Gordon Braithwaite

Personal information
- Date of birth: 30 November 1957 (age 68)
- Place of birth: Guyana
- Position: Defender

College career
- Years: Team / Apps / (Gls)
- 1978: Clemson Tigers

Senior career*
- Years: Team / Apps / (Gls)
- 0000–1978: Pele FC
- Western Tigers FC

International career
- 1977–1984: Guyana

Managerial career
- 1991–1992: Guyana

= Gordon Braithwaite =

Guyanese footballer (born 1957)

Gordon Braithwaite (born 30 November 1957) is a Guyanese football manager and former footballer.

==Life and career==
Braithwaite was born on 30 November 1957 in Guyana. He mainly played as a defender, but previously operated as a midfielder. He was known for his strength and has been nicknamed "Ultimate Warrior". He has been a rastafarian and a vegetarian. He started his career with Guyanese side Pele FC and played for the club in the CONCACAF Champions Cup. He attended Clemson University in the United States, playing for their soccer team. He studied Spanish and French.
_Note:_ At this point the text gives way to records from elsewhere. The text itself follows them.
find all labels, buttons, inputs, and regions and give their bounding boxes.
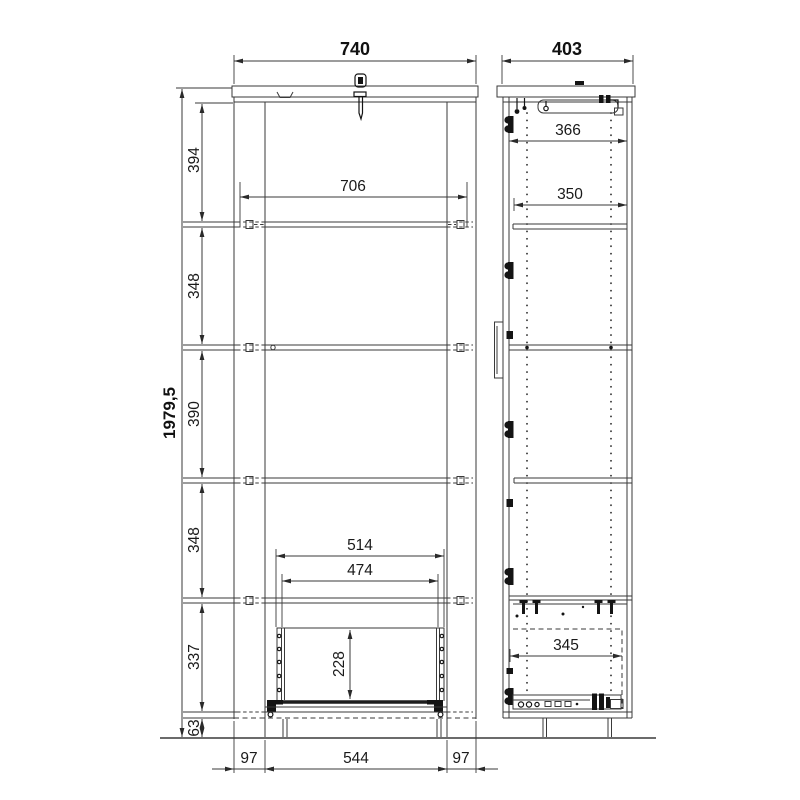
shelf-side-1 [513,224,627,229]
lock-icon [355,74,366,87]
dim-label-514: 514 [347,537,373,554]
dim-label-394: 394 [186,147,203,173]
dim-label-706: 706 [340,178,366,195]
feet-front [283,719,441,737]
technical-drawing-page: 740 403 1979,5 394 [0,0,800,800]
feet-side [543,718,612,737]
dim-inner-width: 706 [240,178,467,227]
dim-label-366: 366 [555,122,581,139]
dim-drawer-height: 228 [331,630,350,699]
wardrobe-dimension-drawing: 740 403 1979,5 394 [0,0,800,800]
dim-section-348a: 348 [186,228,203,344]
shelf-front-1 [237,221,473,229]
dim-label-348a: 348 [186,273,203,299]
dim-section-348b: 348 [186,484,203,597]
dim-label-350: 350 [557,186,583,203]
hinge-icon [504,688,513,705]
dim-label-403: 403 [552,39,582,59]
dim-base-row: 97 544 97 [212,721,498,773]
dim-label-390: 390 [186,401,203,427]
dim-section-337: 337 [186,604,203,711]
dim-section-390: 390 [186,351,203,477]
drawer-slide [513,694,623,711]
dim-drawer-inner-width: 474 [282,562,438,627]
drawer-front [267,628,445,717]
dim-label-348b: 348 [186,527,203,553]
side-carcass [497,86,635,718]
hinge-icon [504,421,513,438]
dim-label-474: 474 [347,562,373,579]
dim-label-740: 740 [340,39,370,59]
shelf-side-3 [514,478,632,483]
dim-label-63: 63 [186,719,203,736]
dim-label-345: 345 [553,637,579,654]
dim-label-97-left: 97 [240,750,257,767]
dim-label-544: 544 [343,750,369,767]
shelf-front-3 [237,477,473,485]
front-view [232,74,478,737]
shelf-front-2 [237,344,473,352]
dim-overall-depth: 403 [502,39,633,84]
dim-label-228: 228 [331,651,348,677]
door-handle [495,322,504,378]
hinge-icon [504,568,513,585]
drawer-corner-bracket-left [267,700,283,717]
shelf-side-4 [509,596,632,618]
drawer-corner-bracket-right [427,700,443,717]
dim-label-337: 337 [186,644,203,670]
dim-label-1979-5: 1979,5 [160,387,179,439]
dim-drawer-depth: 345 [510,637,622,662]
key-icon [354,92,366,119]
hinge-icon [504,116,513,133]
door-mount-marks [507,331,514,674]
dim-label-97-right: 97 [452,750,469,767]
dim-plinth-63: 63 [186,719,203,737]
dim-drawer-outer-width: 514 [276,537,444,627]
drawer-rail-screws [278,634,444,691]
dim-section-394: 394 [186,104,203,221]
hinge-icon [504,262,513,279]
shelf-screws [516,600,616,618]
dimensions: 740 403 1979,5 394 [160,39,633,773]
dim-shelf-depth: 350 [514,186,627,211]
After that, he signed for Guyanese side Western Tigers FC. He was a Guyana international. He captained the team. He played for the Guyana national football team for 1986 FIFA World Cup qualification. In 1991, he was appointed manager of the Guyana national football team. He managed the Guyana national football team for 1994 FIFA World Cup qualification, 1991 CONCACAF Gold Cup qualification and 1993 CONCACAF Gold Cup qualification. He has been described as a "true national treasure... left an indelible mark on the sport". He has two sons.